The Universal Declaration of Human Rights
Author :
Publisher :
Page : 32 pages
File Size : 31,62 MB
Release : 1978
Category : Civil rights
ISBN :
Author :
Publisher :
Page : 32 pages
File Size : 31,62 MB
Release : 1978
Category : Civil rights
ISBN :
Author : United Nations. General Assembly
Publisher :
Page : 32 pages
File Size : 42,61 MB
Release : 1978
Category : Civil rights
ISBN :
Author : Christopher N. J. Roberts
Publisher : Cambridge University Press
Page : 265 pages
File Size : 16,5 MB
Release : 2015
Category : Law
ISBN : 1107014638
This book shows how a series of contradictions worked their way into the International Bill of Human Rights.
Author : Hersch Lauterpacht
Publisher : Oxford University Press
Page : 261 pages
File Size : 32,9 MB
Release : 2013-08-08
Category : Law
ISBN : 0199667829
First published in 1945, this is one of the seminal works on international human rights law, written by a legendary scholar in the field. This republication, featuring a new introduction by Professor Philippe Sands, QC, once again makes this book available to scholars and students.

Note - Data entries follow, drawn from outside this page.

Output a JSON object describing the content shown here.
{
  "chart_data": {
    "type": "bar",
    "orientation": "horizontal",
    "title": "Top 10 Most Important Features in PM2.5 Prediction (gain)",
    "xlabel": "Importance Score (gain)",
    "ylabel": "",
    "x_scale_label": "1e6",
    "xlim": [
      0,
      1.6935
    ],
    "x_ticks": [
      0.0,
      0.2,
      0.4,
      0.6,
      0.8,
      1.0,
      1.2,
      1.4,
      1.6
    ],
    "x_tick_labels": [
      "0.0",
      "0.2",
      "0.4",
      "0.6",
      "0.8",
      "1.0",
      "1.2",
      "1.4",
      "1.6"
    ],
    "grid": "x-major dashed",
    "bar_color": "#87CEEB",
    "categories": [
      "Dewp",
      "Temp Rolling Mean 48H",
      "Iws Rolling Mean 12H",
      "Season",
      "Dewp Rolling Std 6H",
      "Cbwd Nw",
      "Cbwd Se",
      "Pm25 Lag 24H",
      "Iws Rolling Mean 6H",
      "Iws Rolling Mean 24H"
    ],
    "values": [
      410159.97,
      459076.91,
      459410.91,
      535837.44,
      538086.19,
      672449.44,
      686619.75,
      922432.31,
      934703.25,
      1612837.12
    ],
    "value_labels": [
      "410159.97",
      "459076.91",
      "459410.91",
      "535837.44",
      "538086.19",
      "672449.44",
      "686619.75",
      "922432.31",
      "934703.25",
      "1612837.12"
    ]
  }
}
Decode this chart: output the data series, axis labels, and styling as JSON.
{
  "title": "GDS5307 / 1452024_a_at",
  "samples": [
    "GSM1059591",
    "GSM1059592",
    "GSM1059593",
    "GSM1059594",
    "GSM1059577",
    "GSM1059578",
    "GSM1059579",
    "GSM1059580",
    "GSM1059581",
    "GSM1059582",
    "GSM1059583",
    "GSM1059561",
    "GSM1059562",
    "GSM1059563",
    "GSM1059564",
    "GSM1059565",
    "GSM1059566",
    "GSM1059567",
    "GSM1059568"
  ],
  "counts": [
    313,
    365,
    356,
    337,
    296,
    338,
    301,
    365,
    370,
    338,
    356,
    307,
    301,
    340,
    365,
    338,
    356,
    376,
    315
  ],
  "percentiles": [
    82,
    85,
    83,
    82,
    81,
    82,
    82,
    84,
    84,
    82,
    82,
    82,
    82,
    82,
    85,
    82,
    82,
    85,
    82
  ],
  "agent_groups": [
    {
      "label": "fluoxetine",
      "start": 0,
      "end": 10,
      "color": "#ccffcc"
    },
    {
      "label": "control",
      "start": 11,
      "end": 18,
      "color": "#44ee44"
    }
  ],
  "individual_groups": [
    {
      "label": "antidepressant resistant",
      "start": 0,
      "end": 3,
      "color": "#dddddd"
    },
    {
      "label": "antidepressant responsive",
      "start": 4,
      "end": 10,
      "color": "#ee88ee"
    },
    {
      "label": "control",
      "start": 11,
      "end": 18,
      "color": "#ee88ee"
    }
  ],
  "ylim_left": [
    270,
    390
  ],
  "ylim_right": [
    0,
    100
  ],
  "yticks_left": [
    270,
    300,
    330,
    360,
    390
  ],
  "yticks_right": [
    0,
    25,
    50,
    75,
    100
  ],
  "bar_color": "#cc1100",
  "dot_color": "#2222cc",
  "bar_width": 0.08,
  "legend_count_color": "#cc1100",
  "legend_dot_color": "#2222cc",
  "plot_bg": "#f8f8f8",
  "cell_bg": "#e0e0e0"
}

Author : William A. Schabas
Publisher : Cambridge University Press
Page : 4171 pages
File Size : 14,58 MB
Release : 2013-04-18
Category : Political Science
ISBN : 1139619624
A collection of United Nations documents associated with the drafting of the Universal Declaration of Human Rights, these volumes facilitate research into the scope of, meaning of and intent behind the instrument's provisions. It permits an examination of the various drafts of what became the thirty articles of the Declaration, including one of the earliest documents – a compilation of human rights provisions from national constitutions, organised thematically. The documents are organised chronologically and thorough thematic indexing facilitates research into the origins of specific rights and norms. It is also annotated in order to provide information relating to names, places, events and concepts that might have been familiar in the late 1940s but are today more obscure.
Author : Gordon Brown
Publisher : Open Book Publishers
Page : 129 pages
File Size : 10,11 MB
Release : 2016-04-18
Category : Political Science
ISBN : 1783742216
The Global Citizenship Commission was convened, under the leadership of former British Prime Minister Gordon Brown and the auspices of NYU’s Global Institute for Advanced Study, to re-examine the spirit and stirring words of The Universal Declaration of Human Rights. The result – this volume – offers a 21st-century commentary on the original document, furthering the work of human rights and illuminating the ideal of global citizenship. What does it mean for each of us to be members of a global community? Since 1948, the Declaration has stood as a beacon and a standard for a better world. Yet the work of making its ideals real is far from over. Hideous and systemic human rights abuses continue to be perpetrated at an alarming rate around the world. Too many people, particularly those in power, are hostile to human rights or indifferent to their claims. Meanwhile, our global interdependence deepens. Bringing together world leaders and thinkers in the fields of politics, ethics, and philosophy, the Commission set out to develop a common understanding of the meaning of global citizenship – one that arises from basic human rights and empowers every individual in the world. This landmark report affirms the Universal Declaration of Human Rights and seeks to renew the 1948 enterprise, and the very ideal of the human family, for our day and generation.
Author : Nihal Jayawickrama
Publisher : Cambridge University Press
Page : 1104 pages
File Size : 47,14 MB
Release : 2002-12-12
Category : Law
ISBN : 9780521780421
10 The right to life
Author : James Pomeroy Hendrick
Publisher :
Page : 36 pages
File Size : 36,10 MB
Release : 1948
Category : Civil rights
ISBN :
Author :
Publisher :
Page : 344 pages
File Size : 50,11 MB
Release : 2014
Category : Law
ISBN :
This publication reproduces the Universal Declaration of Human Rights, and the nine core international human rights treaties and their optional protocols in a user-friendly format to make them more accessible, in particular to government officials, civil society, human rights defenders, legal practitioners, scholars, individual citizens and others with an interest in human rights norms and standards.
Author : Jennifer Tunnicliffe
Publisher : UBC Press
Page : 337 pages
File Size : 27,80 MB
Release : 2019-02-15
Category : Political Science
ISBN : 0774838213
From 1948 to 1966, the United Nations worked to create a common legal standard for human rights protection around the globe. Resisting Rights traces the Canadian government’s changing policy toward this endeavour, from initial opposition to a more supportive approach. Jennifer Tunnicliffe takes both international and domestic developments into account to explain how shifting cultural understandings of rights influenced policy, and to underline the key role of Canadian rights activists in this process. In light of Canada’s waning reputation as a traditional leader in developing human rights standards at the United Nations, this is a timely study. Tunnicliffe situates policies within their historical context to reveal that Canadian reluctance to be bound by international human rights law is not a recent trend, and asks why governments have found it important to foster the myth that Canada has been at the forefront of international human rights policy.